Legal ruling 418
STATE OF CALIFORNIA
Franchise Tax Board - Legal Division
May 12, 1981
Farmers' Cooperatives. Amounts Allocated to Members which are Attributable to NonMember Rates of Transactions are Deductible.
The taxpayer, a farmers' cooperative association within the provisions of Section 24404, for its income year ended June 30, 198X, received over $10,000 from interest on a savings account and from the sale of a petroleum plant. During this period its net profit was $63,500. Of this amount $58,900 was allocated to its members, and the balance of $4,600 was added to undistributed surplus.
1. May farmers' cooperatives, as described in Section 24404, deduct amounts allocated to members which are attributable to nonmember sales or transactions?
2 (a). Is the surplus (net income) from transactions with members subject to tax if such income is not allocated within 8 months and fifteen days after the close of the income year?
2 (b). Is the surplus (net income) from transactions with nonmembers subject to tax if such income is not allocated within 8 months and fifteen days after the close of the income year?
3. If income described in 2 (a) is not subject to tax and the income described in 2 (b) is subject to tax, how is the taxable portion to be determined?
2 (a). No.
2 (b). Yes.
3. By including total amount of unallocated nonmember income, after allowing reasonable expenses.
1. Prior to the 1959 amendment to Section 24404, which added the last paragraph, farmers' cooperatives were subject to tax on income which did not result from or arise out of specified business activities for or with their members carried on by them or their agents; or when done on a nonprofit basis for or with nonmembers. Legal Ruling 173, approved December 29, 1955. In 1959, the section was amended to permit farmers' cooperatives a deduction for income derived from sources other than member activities, if the net profit from such activities was allocated to the members.
The amendment provides in part that "[f]or purposes of this section 'all income resulting from or arising out of such business activities for or with their members' shall include all amounts . . . allocated to members during the income year." (Emphasis added.) The question raised is whether or not the parts included within the quotation marks in the preceding sentence limits the type of income which can be allocated to members.
In our opinion if this construction is adopted the 1959 amendment is meaningless because the type of income referred to was already deductible prior to the adoption of the amendment.
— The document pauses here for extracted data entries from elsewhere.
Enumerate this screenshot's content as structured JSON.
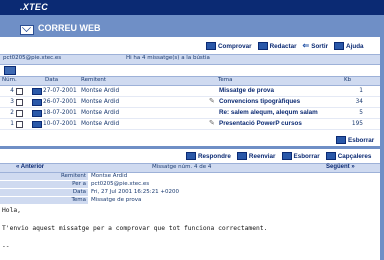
{
  "brand": ".XTEC",
  "app_title": "CORREU WEB",
  "toolbar_top": {
    "compose": "Comprovar",
    "send": "Redactar",
    "exit": "Sortir",
    "help": "Ajuda"
  },
  "account": "pct0205@pie.xtec.es",
  "new_mail_notice": "Hi ha  4 missatge(s) a la bústia",
  "table": {
    "headers": {
      "num": "Núm.",
      "date": "Data",
      "sender": "Remitent",
      "subject": "Tema",
      "size": "Kb"
    },
    "rows": [
      {
        "num": "4",
        "date": "27-07-2001",
        "sender": "Montse Ardid",
        "subject": "Missatge de prova",
        "kb": "1",
        "attach": false
      },
      {
        "num": "3",
        "date": "26-07-2001",
        "sender": "Montse Ardid",
        "subject": "Convencions tipogràfiques",
        "kb": "34",
        "attach": true
      },
      {
        "num": "2",
        "date": "18-07-2001",
        "sender": "Montse Ardid",
        "subject": "Re: salem alequm, alequm salam",
        "kb": "5",
        "attach": false
      },
      {
        "num": "1",
        "date": "10-07-2001",
        "sender": "Montse Ardid",
        "subject": "Presentació PowerP cursos",
        "kb": "195",
        "attach": true
      }
    ]
  },
  "delete_label": "Esborrar",
  "toolbar_msg": {
    "reply": "Respondre",
    "forward": "Reenviar",
    "delete": "Esborrar",
    "headers": "Capçaleres"
  },
  "nav": {
    "prev": "Anterior",
    "position": "Missatge núm. 4  de 4",
    "next": "Següent"
  },
  "message_headers": [
    {
      "label": "Remitent",
      "value": "Montse Ardid"
    },
    {
      "label": "Per a",
      "value": "pct0205@pie.xtec.es"
    },
    {
      "label": "Data",
      "value": "Fri, 27 Jul 2001 16:25:21 +0200"
    },
    {
      "label": "Tema",
      "value": "Missatge de prova"
    }
  ],
  "message_body": {
    "line1": "Hola,",
    "line2": "",
    "line3": "T'envio aquest missatge per a comprovar que tot funciona correctament.",
    "line4": "",
    "line5": "--"
  }
}
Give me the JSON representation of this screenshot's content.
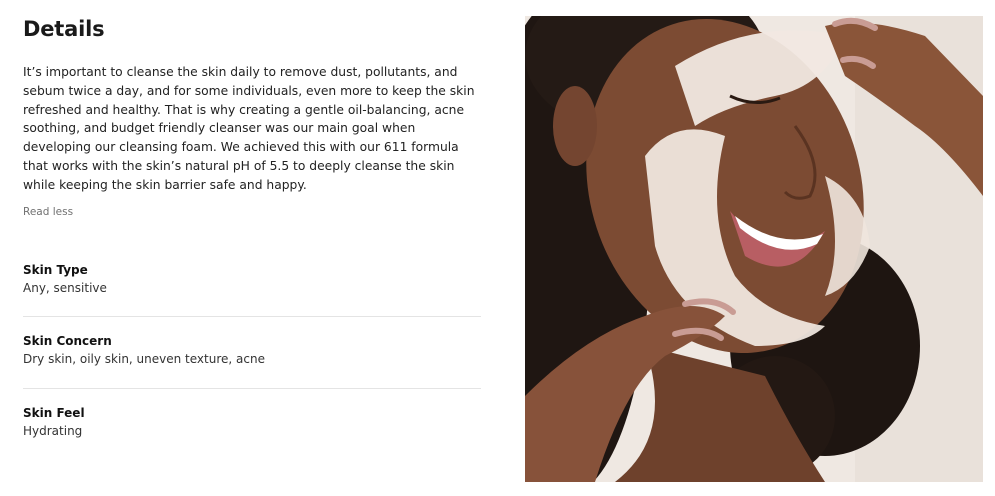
{
  "details": {
    "title": "Details",
    "description": "It’s important to cleanse the skin daily to remove dust, pollutants, and sebum twice a day, and for some individuals, even more to keep the skin refreshed and healthy. That is why creating a gentle oil-balancing, acne soothing, and budget friendly cleanser was our main goal when developing our cleansing foam. We achieved this with our 611 formula that works with the skin’s natural pH of 5.5 to deeply cleanse the skin while keeping the skin barrier safe and happy.",
    "read_less_label": "Read less"
  },
  "attributes": [
    {
      "label": "Skin Type",
      "value": "Any, sensitive"
    },
    {
      "label": "Skin Concern",
      "value": "Dry skin, oily skin, uneven texture, acne"
    },
    {
      "label": "Skin Feel",
      "value": "Hydrating"
    }
  ],
  "image": {
    "background_color": "#efe9e4",
    "skin_color": "#7a4a33",
    "foam_color": "#f3ebe5"
  }
}
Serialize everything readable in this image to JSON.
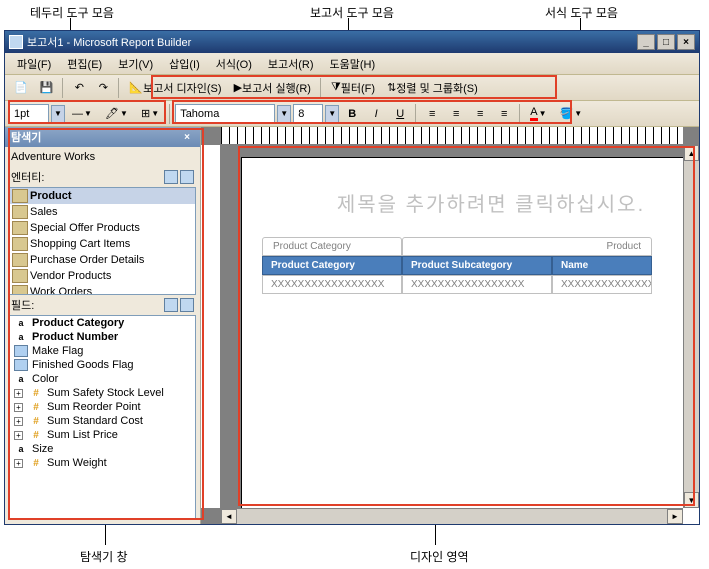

Thus, to so construe the section, as suggested, would violate a cardinal rule of statutory construction which is that when a statute is amended a change in meaning is intended. See 45 Cal. Jur. 3d Statutes, p. 445. In the instant case, the parts in quotations are therefore considered as words of description and not limitation, since the amendment expressly provides that all amounts, whether or not derived from patronage are deductible if allocated to members. The language "whether or not derived from patronage" refers specifically to any patron with whom the cooperative associations do business whether or not the patrons are members.
In view of the above, it is concluded that a farmer's cooperative may deduct all income, if all amounts, regardless of source, are allocated to members within 8 months and fifteen days after the close of its income year.
2 (a). Since the 1959 amendment states that "[f]or purposes of this section 'all income resulting from or arising out of such business activities for or with their members' shall include all amounts . . . allocated . . . ," a question has been raised as to whether or not members income in order to be deductible, is required to be allocated. As stated in the discussion to question 1, the purpose of the amendment was to expand the deductions allowed to farmers' cooperatives. Income from transactions from members was deductible prior to the amendment. The amendment only expanded a deduction provided for by existing law; therefore, amounts deductible prior to the 1959 amendment remain deductible without regard to whether they are allocated.
2 (b). Income from nonmember transactions conducted on a profit basis is deductible only if allocated to members within 8 months and fifteen days after the close of the income year. The 1959 amendment specifies the various means by which an allocation may be made. In the instant case the only allocation was by the addition of a certain amount to surplus. Since this addition did not advise the members of the dollar amounts allocated to them, the addition is not an allowable deduction.
3. As previously pointed out, under Section 24404, all amounts derived from profitable nonmember transactions are subject to tax unless allocated to members within 8 months and fifteen days after the close of the income year. To determine the taxable portion, in our opinion a computation similar to that contained in Legal Ruling 289 should be used. First determine the gross income from deductible business activities (i.e., allocated amounts or amounts otherwise deductible) and the gross income from nonmember business conducted on a profit bases. From each figure deduct the direct expenses applicable thereto and a portion of the general overhead. The overhead apportionment can be made on a gross income ratio in some instances, but in others some more reasonable method must be used since the time devoted to each type of business may not compare with the gross income produced. The resulting net income (gross unallocated profitable nonmember income, less deductions attributable thereto) is the amount subject to tax.